Dari prasasti tersebut dapat diketahui
kalau Jayabhaya adalah raja yang berhasil mengalahkan Janggala dan
mempersatukannya kembali dengan Kadiri.
Kemenangan Jayabhaya atas Janggala
disimbolkan sebagai kemenangan Pandawa atas Korawa dalam kakawin Bharatayuddha
yang digubah oleh Mpu Sedah dan Mpu Panuluh tahun 1157.
Nama besar Jayabhaya tercatat dalam
ingatan masyarakat Jawa, sehingga namanya muncul dalam kesusastraan Jawa zaman
Mataram Islam atau sesudahnya sebagai Prabu Jayabaya. Contoh naskah yang
menyinggung tentang Jayabaya adalah Babad Tanah Jawi dan Serat Aji Pamasa.

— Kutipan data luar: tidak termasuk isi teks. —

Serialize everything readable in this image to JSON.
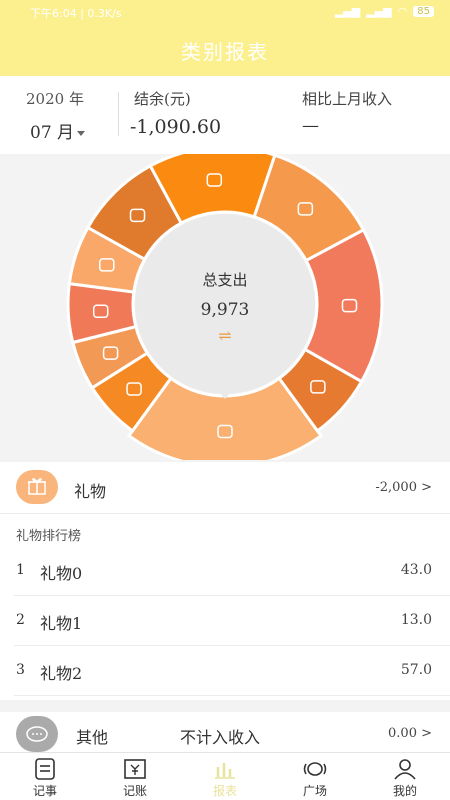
{
  "status_bar": {
    "left": "下午6:04 | 0.3K/s",
    "battery": "85"
  },
  "header": {
    "title": "类别报表"
  },
  "summary": {
    "year": "2020 年",
    "month": "07 月",
    "balance_label": "结余(元)",
    "balance_value": "-1,090.60",
    "compare_label": "相比上月收入",
    "compare_value": "—"
  },
  "chart": {
    "center_label": "总支出",
    "center_value": "9,973",
    "center_switch": "⇌"
  },
  "chart_data": {
    "type": "pie",
    "title": "总支出",
    "total": 9973,
    "series": [
      {
        "icon": "gift-icon",
        "color": "#f9b070"
      },
      {
        "icon": "bag-icon",
        "color": "#f58a25"
      },
      {
        "icon": "house-icon",
        "color": "#f29a55"
      },
      {
        "icon": "heart-icon",
        "color": "#f07a58"
      },
      {
        "icon": "stethoscope-icon",
        "color": "#f9a86a"
      },
      {
        "icon": "sofa-icon",
        "color": "#e07b2e"
      },
      {
        "icon": "shopping-icon",
        "color": "#fb8a10"
      },
      {
        "icon": "box-icon",
        "color": "#f59a4d"
      },
      {
        "icon": "baby-icon",
        "color": "#f27a5c"
      },
      {
        "icon": "chat-icon",
        "color": "#e57a30"
      }
    ],
    "values": [
      2000,
      600,
      500,
      600,
      600,
      900,
      1300,
      1200,
      1600,
      673
    ]
  },
  "selected_category": {
    "name": "礼物",
    "amount": "-2,000 >",
    "color": "#f9b57b"
  },
  "ranking": {
    "title": "礼物排行榜",
    "rows": [
      {
        "no": "1",
        "name": "礼物0",
        "value": "43.0"
      },
      {
        "no": "2",
        "name": "礼物1",
        "value": "13.0"
      },
      {
        "no": "3",
        "name": "礼物2",
        "value": "57.0"
      }
    ]
  },
  "other_row": {
    "name": "其他",
    "note": "不计入收入",
    "amount": "0.00 >"
  },
  "tabbar": {
    "tabs": [
      {
        "label": "记事",
        "icon": "note-icon"
      },
      {
        "label": "记账",
        "icon": "ledger-icon"
      },
      {
        "label": "报表",
        "icon": "chart-icon"
      },
      {
        "label": "广场",
        "icon": "plaza-icon"
      },
      {
        "label": "我的",
        "icon": "user-icon"
      }
    ]
  }
}
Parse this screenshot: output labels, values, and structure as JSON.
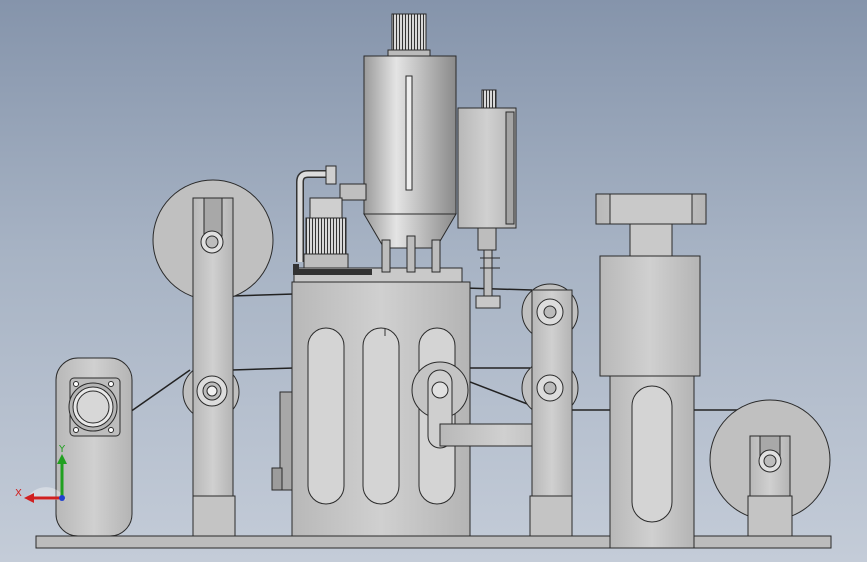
{
  "view": {
    "background_top": "#8594ab",
    "background_bottom": "#c4ccd8",
    "part_fill": "#c6c6c6",
    "part_stroke": "#2a2a2a"
  },
  "triad": {
    "x_label": "X",
    "y_label": "Y",
    "x_color": "#d02020",
    "y_color": "#20a020",
    "z_color": "#2040d0"
  }
}
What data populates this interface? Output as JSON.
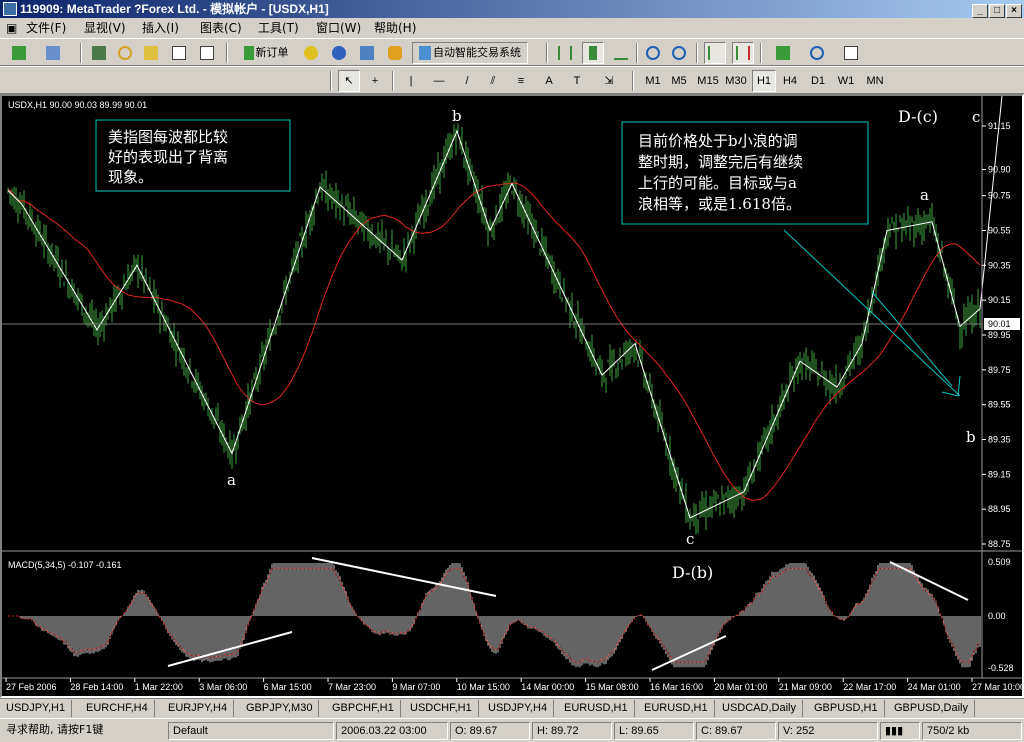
{
  "window": {
    "title": "119909: MetaTrader ?Forex Ltd. - 模拟帐户 - [USDX,H1]",
    "min": "_",
    "max": "□",
    "close": "×"
  },
  "menu": [
    "文件(F)",
    "显视(V)",
    "插入(I)",
    "图表(C)",
    "工具(T)",
    "窗口(W)",
    "帮助(H)"
  ],
  "toolbar": {
    "new_order": "新订单",
    "expert": "自动智能交易系统",
    "timeframes": [
      "M1",
      "M5",
      "M15",
      "M30",
      "H1",
      "H4",
      "D1",
      "W1",
      "MN"
    ],
    "active_timeframe": "H1"
  },
  "chart": {
    "header": "USDX,H1  90.00 90.03 89.99 90.01",
    "current_price": "90.01",
    "price_ticks": [
      "91.15",
      "90.90",
      "90.75",
      "90.55",
      "90.35",
      "90.15",
      "89.95",
      "89.75",
      "89.55",
      "89.35",
      "89.15",
      "88.95",
      "88.75"
    ],
    "macd_header": "MACD(5,34,5) -0.107 -0.161",
    "macd_ticks": [
      "0.509",
      "0.00",
      "-0.528"
    ],
    "time_labels": [
      "27 Feb 2006",
      "28 Feb 14:00",
      "1 Mar 22:00",
      "3 Mar 06:00",
      "6 Mar 15:00",
      "7 Mar 23:00",
      "9 Mar 07:00",
      "10 Mar 15:00",
      "14 Mar 00:00",
      "15 Mar 08:00",
      "16 Mar 16:00",
      "20 Mar 01:00",
      "21 Mar 09:00",
      "22 Mar 17:00",
      "24 Mar 01:00",
      "27 Mar 10:00"
    ],
    "note_left": [
      "美指图每波都比较",
      "好的表现出了背离",
      "现象。"
    ],
    "note_right": [
      "目前价格处于b小浪的调",
      "整时期，调整完后有继续",
      "上行的可能。目标或与a",
      "浪相等，或是1.618倍。"
    ],
    "wave_labels": {
      "a1": "a",
      "b1": "b",
      "c1": "c",
      "a2": "a",
      "b2": "b",
      "c2": "c",
      "dc": "D-(c)",
      "db": "D-(b)"
    },
    "colors": {
      "candle": "#3fa33f",
      "ma": "#e0281e",
      "wave": "#ffffff",
      "note_border": "#00c8c8",
      "macd_hist": "#c8c8c8",
      "macd_signal": "#e0281e"
    }
  },
  "tabs": [
    "USDJPY,H1",
    "EURCHF,H4",
    "EURJPY,H4",
    "GBPJPY,M30",
    "GBPCHF,H1",
    "USDCHF,H1",
    "USDJPY,H4",
    "EURUSD,H1",
    "EURUSD,H1",
    "USDCAD,Daily",
    "GBPUSD,H1",
    "GBPUSD,Daily"
  ],
  "active_tab": "USDX,H1",
  "status": {
    "help": "寻求帮助, 请按F1键",
    "profile": "Default",
    "datetime": "2006.03.22 03:00",
    "open": "O: 89.67",
    "high": "H: 89.72",
    "low": "L: 89.65",
    "close": "C: 89.67",
    "volume": "V: 252",
    "traffic": "750/2 kb"
  }
}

Dikisahkan Jayabaya adalah titisan
Wisnu. Negaranya bernama Widarba yang beribu kota di Mamenang. Ayahnya bernama
Gendrayana, putra Yudayana, putra Parikesit, putra Abimanyu, putra Arjuna dari
keluarga Pandawa.
Permaisuri Jayabaya bernama Dewi Sara.
Lahir darinya Jayaamijaya, Dewi Pramesti, Dewi Pramuni, dan Dewi Sasanti.
Jayaamijaya menurunkan raja-raja tanah Jawa, bahkan sampai Majapahit dan
Mataram Islam. Sedangkan Pramesti menikah dengan Astradarma raja Yawastina,
melahirkan Anglingdarma raja Malawapati.
Jayabaya turun takhta pada usia tua. Ia
dikisahkan moksha di desa Menang, Kecamatan Pagu, Kabupaten Kediri. Tempat
petilasannya tersebut dikeramatkan oleh penduduk setempat dan masih ramai
dikunjungi sampai sekarang.
Prabu Jayabaya adalah tokoh yang identik
dengan ramalan masa depan Nusantara. Terdapat beberapa naskah yang berisi
“Ramalan Joyoboyo”, antara lain Serat Jayabaya Musarar, Serat Pranitiwakya, dan
lain sebagainya.
Dikisahkan dalam Serat Jayabaya Musarar,
pada suatu hari Jayabaya berguru pada seorang ulama bernama Maolana Ngali
Samsujen. Dari ulama tersebut, Jayabaya mendapat gambaran tentang keadaan Pulau
Jawa sejak zaman diisi oleh Aji Saka sampai datangnya hari Kiamat.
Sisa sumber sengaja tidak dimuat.